The future of programming


TL;DR: We’re turning more and more into plumbers of code, but this is not a bad thing. It just means the future of programming is more about connecting the dots & understanding overall architecture, rather than doing the grunt work.

LLMs have changed the game

The process to code a given piece of software has changed quite a bit in the past few years. I remember before Copilot & GPT were a thing, I would search on StackOverflow & read documentation. I used to set up code snippets and books were a more significant part of my learning process back then too.

Nowadays I just spin up Cursor (VS code with integrated ChatGPT) and start typing. I move faster when it comes to pretty much everything.

Copilot gives me decent autocompletes and helps me write boilerplate code faster. When I get stuck, I can “rubber duck” ChatGPT. I rarely touch StackOverflow or Google or even documentation, except for more obscure or very new libraries/concepts.

How to use them properly

I know they are not perfect and they hallucinate a lot. Some of the info they provide is outdated. That’s okay if you know how to distinguish between good and bad.

But more importantly you have to know how to pose the problem to the LLM so it spews the correct answer. I like to give very thorough details & provide snippets when I ask questions. I write pseudo-code or thorough function descriptions in comments when I want copilot to do certain things.

In a certain way, you have to baby these things to provide the correct answer just like a senior dev would to a junior one. The benefit here is that the feedback loop is tighter.

I think over time you also learn to recognize the type of situations where the LLMs won’t do a good job and in those cases you drop in and do the grunt work yourself.

The future of programming

To all the people yelling from the top of their lungs “AI will replace engineers”, no it won’t. Not any time soon.

As I said above, the LLMs still need quite some babying and will keep on needing it for the foreseeable future.

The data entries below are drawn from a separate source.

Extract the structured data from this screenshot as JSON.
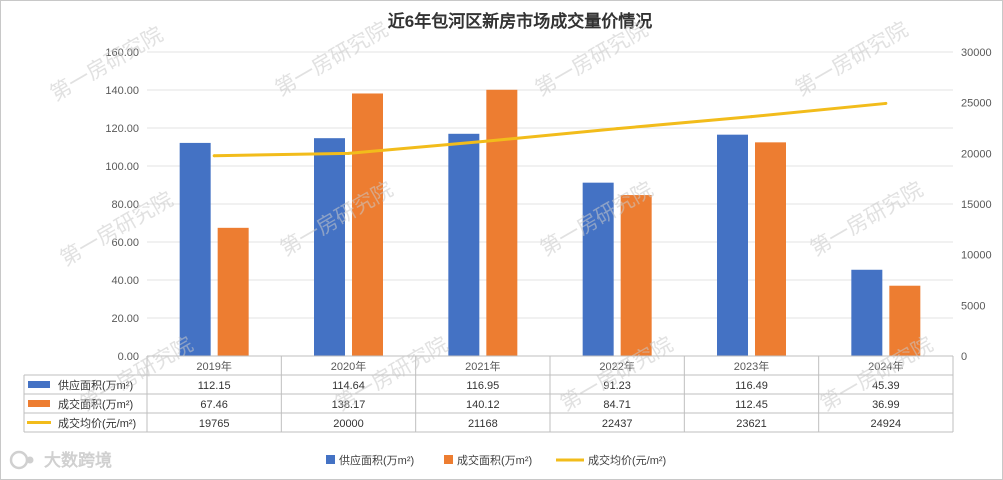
{
  "chart_data": {
    "type": "bar",
    "title": "近6年包河区新房市场成交量价情况",
    "categories": [
      "2019年",
      "2020年",
      "2021年",
      "2022年",
      "2023年",
      "2024年"
    ],
    "series": [
      {
        "name": "供应面积(万m²)",
        "kind": "bar",
        "axis": "left",
        "color": "#4472C4",
        "values": [
          112.15,
          114.64,
          116.95,
          91.23,
          116.49,
          45.39
        ],
        "labels": [
          "112.15",
          "114.64",
          "116.95",
          "91.23",
          "116.49",
          "45.39"
        ]
      },
      {
        "name": "成交面积(万m²)",
        "kind": "bar",
        "axis": "left",
        "color": "#ED7D31",
        "values": [
          67.46,
          138.17,
          140.12,
          84.71,
          112.45,
          36.99
        ],
        "labels": [
          "67.46",
          "138.17",
          "140.12",
          "84.71",
          "112.45",
          "36.99"
        ]
      },
      {
        "name": "成交均价(元/m²)",
        "kind": "line",
        "axis": "right",
        "color": "#F2BC1B",
        "values": [
          19765,
          20000,
          21168,
          22437,
          23621,
          24924
        ],
        "labels": [
          "19765",
          "20000",
          "21168",
          "22437",
          "23621",
          "24924"
        ]
      }
    ],
    "y_left": {
      "min": 0,
      "max": 160,
      "ticks": [
        "0.00",
        "20.00",
        "40.00",
        "60.00",
        "80.00",
        "100.00",
        "120.00",
        "140.00",
        "160.00"
      ]
    },
    "y_right": {
      "min": 0,
      "max": 30000,
      "ticks": [
        "0",
        "5000",
        "10000",
        "15000",
        "20000",
        "25000",
        "30000"
      ]
    },
    "grid": true,
    "legend": "bottom",
    "data_table": true
  },
  "watermarks": [
    "第一房研究院",
    "第一房研究院",
    "第一房研究院",
    "第一房研究院",
    "第一房研究院",
    "第一房研究院",
    "第一房研究院",
    "第一房研究院",
    "第一房研究院",
    "第一房研究院",
    "第一房研究院",
    "第一房研究院",
    "第一房研究院",
    "第一房研究院",
    "第一房研究院"
  ],
  "logo_text": "大数跨境"
}
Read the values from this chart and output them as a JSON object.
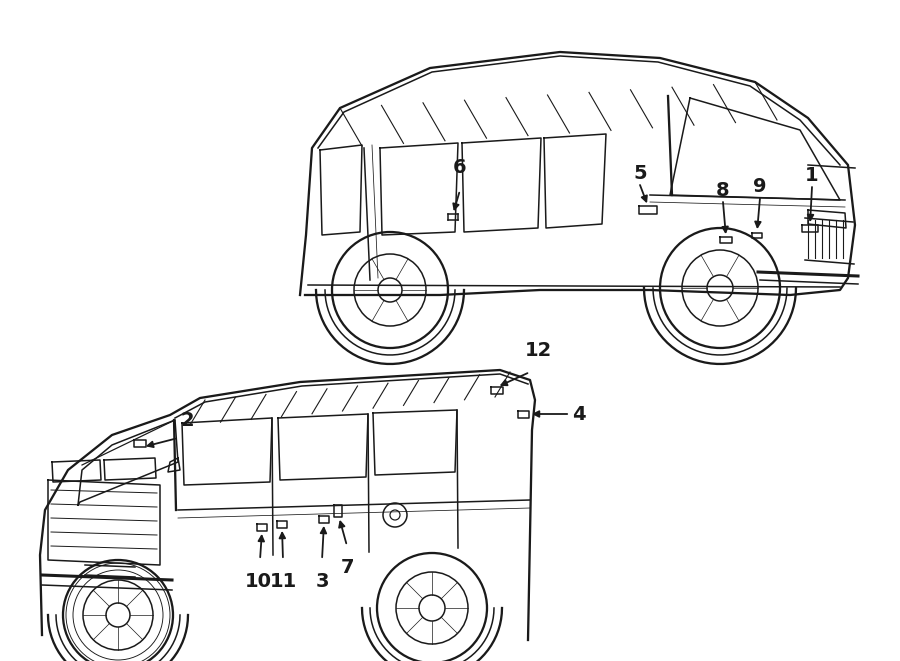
{
  "bg_color": "#ffffff",
  "line_color": "#1a1a1a",
  "label_fontsize": 14,
  "figsize": [
    9.0,
    6.61
  ],
  "dpi": 100
}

They can replace “grunt work”, but someone still needs to make architectural decisions and put everything together. Which is why I like the term “code plumber”.

Now, for a senior I think all this is pretty cool. It makes you faster, but you’re still not replaceable because somebody needs to make architectural decisions, baby the AI, be generally responsible for the software and drop in to fix the problems that LLMs can’t.

But I can’t say I’m not afraid of how this will affect juniors. On one hand, it’s easier than ever to start coding which is great. On the other hand, what’s the value a junior provides now?

I think it could create an interesting dynamic. I don’t think it should stop you from pursuing software engineering.